Nei penitenziari italiani è “concreto e attuale il rischio epidemico“. Per questo motivo “occorre dunque incentivare la decisione di misure alternative” per “alleggerire la pressione”. Lo scrive il Procuratore generale della Cassazione, Giovanni Salvi, in una nota che “faccia da base di lavoro comune“, inviata a tutti i Procuratori generali delle Corti d’appello.

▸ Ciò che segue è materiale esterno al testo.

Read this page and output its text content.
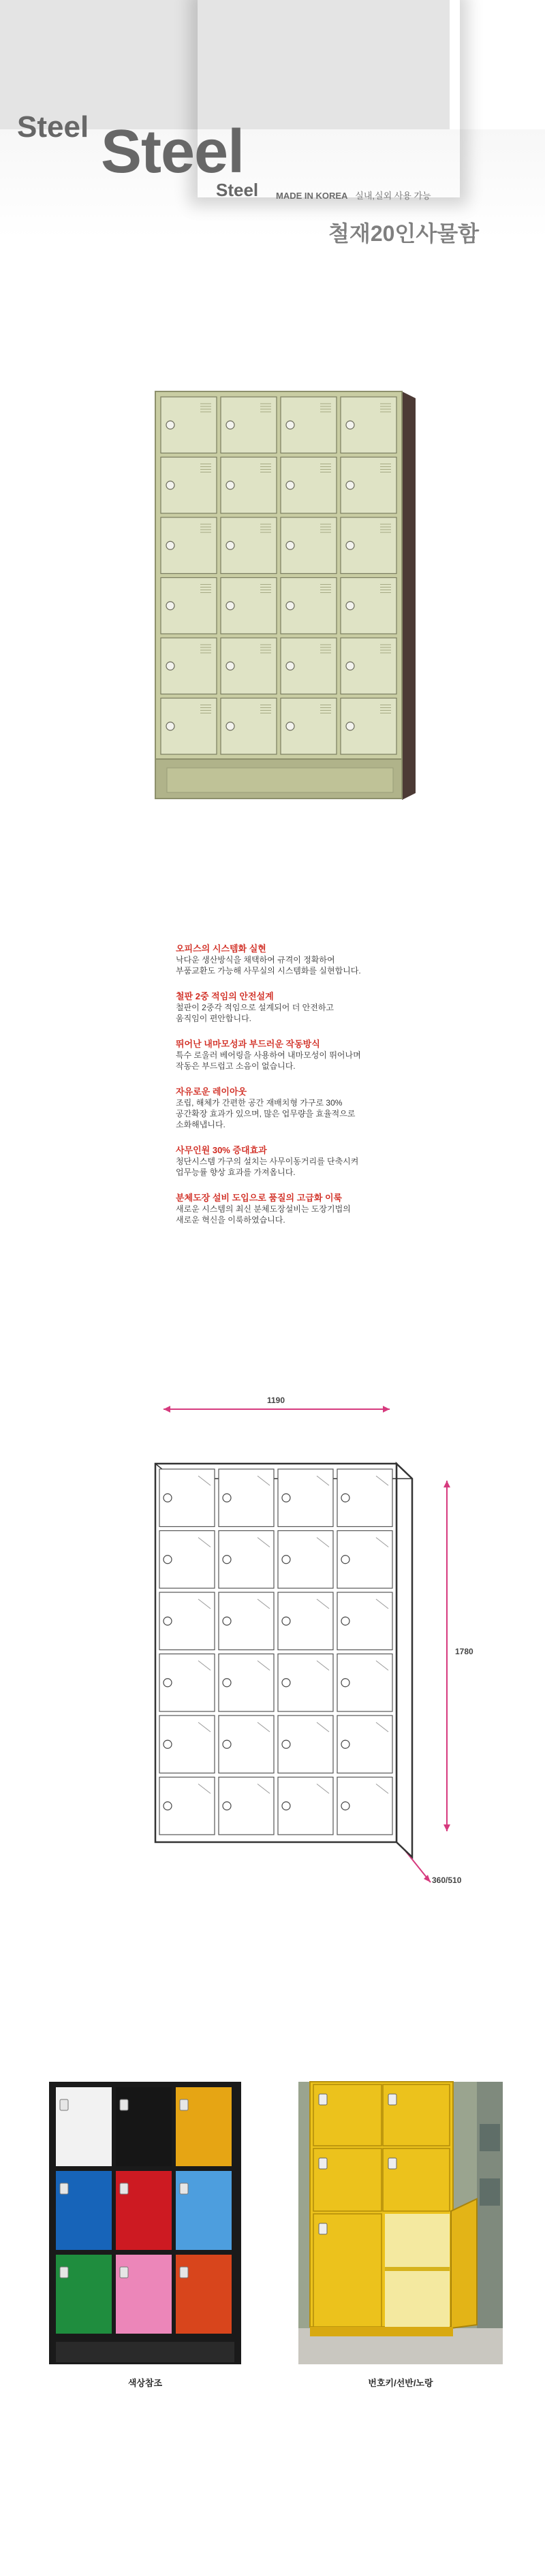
Steel Steel
Steel MADE IN KOREA 실내,실외 사용 가능
철재20인사물함
오피스의 시스템화 실현
낙다운 생산방식을 채택하여 규격이 정확하여
부품교환도 가능해 사무실의 시스템화를 실현합니다.
철판 2중 적임의 안전설계
철판이 2중각 적임으로 설계되어 더 안전하고
움직임이 편안합니다.
뛰어난 내마모성과 부드러운 작동방식
특수 로울러 베어링을 사용하여 내마모성이 뛰어나며
작동은 부드럽고 소음이 없습니다.
자유로운 레이아웃
조립, 해체가 간편한 공간 재배치형 가구로 30%
공간확장 효과가 있으며, 많은 업무량을 효율적으로
소화해냅니다.
사무인원 30% 증대효과
청단시스템 가구의 설치는 사무이동거리를 단축시켜
업무능률 향상 효과를 가져옵니다.
분체도장 설비 도입으로 품질의 고급화 이룩
새로운 시스템의 최신 분체도장설비는 도장기법의
새로운 혁신을 이룩하였습니다.
1190
1780
360/510
색상참조	번호키/선반/노랑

Il dibattito sulla situazione carceraria al tempo del coronavirus si è riaperto ieri, dopo la morte del primo detenuto risultato positivo al Covid-19. Quello deceduto a Bologna – 77 anni, in carcere con accuse di mafia e con altre patologie pregresse – era uno dei due detenuti positivi ricoverati in strutture ospedaliere. In totale – secondo i dati diffusi dal Dipartimento dell’Amministrazione Penitenziaria – sono 21, 17 dei quali sono in isolamento in camere singole all’interno delle stesse prigioni. Molto più numerosi i positivi tra gli agenti di polizia penitenziaria: sono 116, con due vittime, su quasi 38mila guardie carcerarie in totale.

“Mai come in questo periodo va ricordato che nel nostro sistema il carcere costituisce l’extrema ratio” e deve rimanerci solo chi è pericoloso o ha commesso reati da ‘codice rosso”, scrive il pg della Cassazione nella nota ai procuratori generali. Ad avviso di Salvi, “occorre dunque incentivare la decisione di misure alternative idonee ad alleggerire la pressione dalle presenze non necessarie in carcere: ciò limitatamente ai delitti che fuoriescono dal perimetro predittivo di pericolosità e con l’ulteriore necessaria eccezione legata ai reati da ‘codice rosso”.

Il rischio del contagio da Coronavirus, aggiunge Salvi, “non lascia tempo per sviluppare accertamenti personalizzati, e può in molti casi rappresentare l’oggettivizzazione della situazione di inapplicabilità della custodia in carcere a tutela della salute pubblica, in base ai medesimi criteri dettati per la popolazione al fine di contrastare la diffusione del virus”.